Which does not save time at all, but it does make you feel really good when the script finally works as expected.

Now, I begun my script on a test project, and it worked great, as expected:

then tried on the actual project, and the All Elements of category would fail. Hence, I spent hours debugging and finding alternative solutions, but the issue must be numbers and dynamo, because several nodes involved with getting the instances of the tags, fail or return the tag’s type, instead (see previous screenshots…)

It’s hard to say, if it is a mater of number of tags, and what that number is, because I cannot recreate a project with thousands of tags just to test the damn thing. I don’t get paid to do this work, I am not a programmer or beta tester…

thanks

gio

:man_facepalming:Haha oops. Didn’t realize my test model wasn’t workshared yet. You are correct. However, it still stands that getting the OwnerView may be more straight forward. As I mentioned before, there is currently a bug with All Elements of Category getting Tag elements; this will likely require you to utilize python or a custom node to collect your tags.

Also, the Element.AllInstances node is working correctly. It may be a little confusing, but it gets all Instances (not FamilyInstances) of a specific Element (not FamilyType). The element you provided is a FamilyType and FamilyTypes obviously only have one instance in a project. If you had provided a single FamilyInstance it would have returned all matching FamilyInstances. The node you were looking for is FamilyInstance.ByFamilyType.

ahah… here is a screen capture of my screen capture!

I am really struggling today… :expressionless:

That being said, FamilyInstances show the tag name (type name) in Dynamo, but you can see they have different element Ids, so they are separate instances.

After further testing, the script is partially working on the large project as well, except the before mentioned fail of the “All element of category” node specifically with large numbers of Wall Tags.

Large numbers of other tags work as expected.

The interesting thing is that different nodes, from different packages, for different purposes, also fail with large number of Wall Tags.

For example, I tried to feed to the script the current model selection, using “Springs.Collector.CurrentSelection” and it works for small numbers, but it fails for large number of Wall Tags.

I think it’s some weird bug in the API, or in Dynamo…

In your large project are there instances of wall tags associated to linked elements?

Jacob,

yes, it looks like tags to linked elements do not collect properly… bummer.
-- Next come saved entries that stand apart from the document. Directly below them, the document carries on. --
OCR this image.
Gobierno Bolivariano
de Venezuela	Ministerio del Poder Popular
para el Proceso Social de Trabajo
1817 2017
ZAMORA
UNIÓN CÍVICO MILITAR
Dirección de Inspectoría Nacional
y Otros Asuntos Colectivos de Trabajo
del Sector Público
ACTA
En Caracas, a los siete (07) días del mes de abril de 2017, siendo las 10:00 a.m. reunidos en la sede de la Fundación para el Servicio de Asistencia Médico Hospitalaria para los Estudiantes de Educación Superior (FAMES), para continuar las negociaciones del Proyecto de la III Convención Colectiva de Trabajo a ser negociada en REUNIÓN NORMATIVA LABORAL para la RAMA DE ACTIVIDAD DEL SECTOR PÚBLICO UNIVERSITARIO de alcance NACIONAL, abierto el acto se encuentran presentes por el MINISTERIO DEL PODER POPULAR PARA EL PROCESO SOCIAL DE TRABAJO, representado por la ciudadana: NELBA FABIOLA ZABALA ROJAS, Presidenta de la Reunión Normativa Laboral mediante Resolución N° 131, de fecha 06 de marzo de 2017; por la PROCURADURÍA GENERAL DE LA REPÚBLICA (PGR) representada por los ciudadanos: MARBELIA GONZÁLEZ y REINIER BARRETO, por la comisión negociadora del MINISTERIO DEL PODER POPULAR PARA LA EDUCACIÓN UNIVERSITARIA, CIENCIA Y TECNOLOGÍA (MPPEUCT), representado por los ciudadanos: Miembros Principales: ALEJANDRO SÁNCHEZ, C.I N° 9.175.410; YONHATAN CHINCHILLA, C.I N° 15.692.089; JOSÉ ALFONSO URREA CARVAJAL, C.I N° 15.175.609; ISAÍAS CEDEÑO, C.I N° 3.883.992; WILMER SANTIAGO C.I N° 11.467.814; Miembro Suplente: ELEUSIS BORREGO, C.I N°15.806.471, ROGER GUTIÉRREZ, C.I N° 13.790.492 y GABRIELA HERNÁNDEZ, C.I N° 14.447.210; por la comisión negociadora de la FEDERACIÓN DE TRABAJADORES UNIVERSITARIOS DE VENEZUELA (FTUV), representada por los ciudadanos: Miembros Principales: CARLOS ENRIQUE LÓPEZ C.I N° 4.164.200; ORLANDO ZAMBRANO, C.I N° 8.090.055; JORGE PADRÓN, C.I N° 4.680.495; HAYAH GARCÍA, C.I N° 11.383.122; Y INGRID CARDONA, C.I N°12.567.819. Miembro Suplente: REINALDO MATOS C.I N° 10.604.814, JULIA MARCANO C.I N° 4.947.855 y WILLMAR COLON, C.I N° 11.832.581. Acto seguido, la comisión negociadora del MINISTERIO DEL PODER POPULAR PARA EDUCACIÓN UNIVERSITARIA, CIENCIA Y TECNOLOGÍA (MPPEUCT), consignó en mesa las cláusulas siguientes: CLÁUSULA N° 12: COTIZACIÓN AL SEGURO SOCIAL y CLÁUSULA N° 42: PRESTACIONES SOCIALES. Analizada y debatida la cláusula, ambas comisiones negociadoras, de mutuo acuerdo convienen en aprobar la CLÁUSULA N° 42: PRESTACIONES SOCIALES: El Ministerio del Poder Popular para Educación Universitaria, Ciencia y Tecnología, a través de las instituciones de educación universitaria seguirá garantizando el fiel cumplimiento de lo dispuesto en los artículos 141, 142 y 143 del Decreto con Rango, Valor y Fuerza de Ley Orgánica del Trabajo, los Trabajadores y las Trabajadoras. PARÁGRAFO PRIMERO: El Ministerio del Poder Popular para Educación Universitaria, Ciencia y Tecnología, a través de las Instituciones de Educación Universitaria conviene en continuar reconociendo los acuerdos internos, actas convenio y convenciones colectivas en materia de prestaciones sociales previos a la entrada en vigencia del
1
I tested the “Springs.Collector.CurrentSelection” node from Springs, and it returns Null for any tags pointing at a linked model, which is weird because the tag is actually live in the current model…

So, it’s not about the number of tags, or type of tags, its (yet again) about linked models…

This is bad because I cannot just screen tags by linked models, this is too large of a project.

I’ll use CTC quick select, and screen by workset value, will take much longer though…

However, this does not explain the original problem: tags collected but treated as types:
image
thanks

gio

Paradoxically, Grasshopper is able to collect the tags (even from linked models) just fine…

I was able to rewrite the script in Rhino.Inside and test it successfully.

In Grasshooper I used the Owner View property instead of the Workset parameter, but it should not make a difference, since in Dynamo the “All Elements of category” node fails before retrieving the Workset parameter.

This seems to indicate it is not a Revit API problem, but a dynamo issue?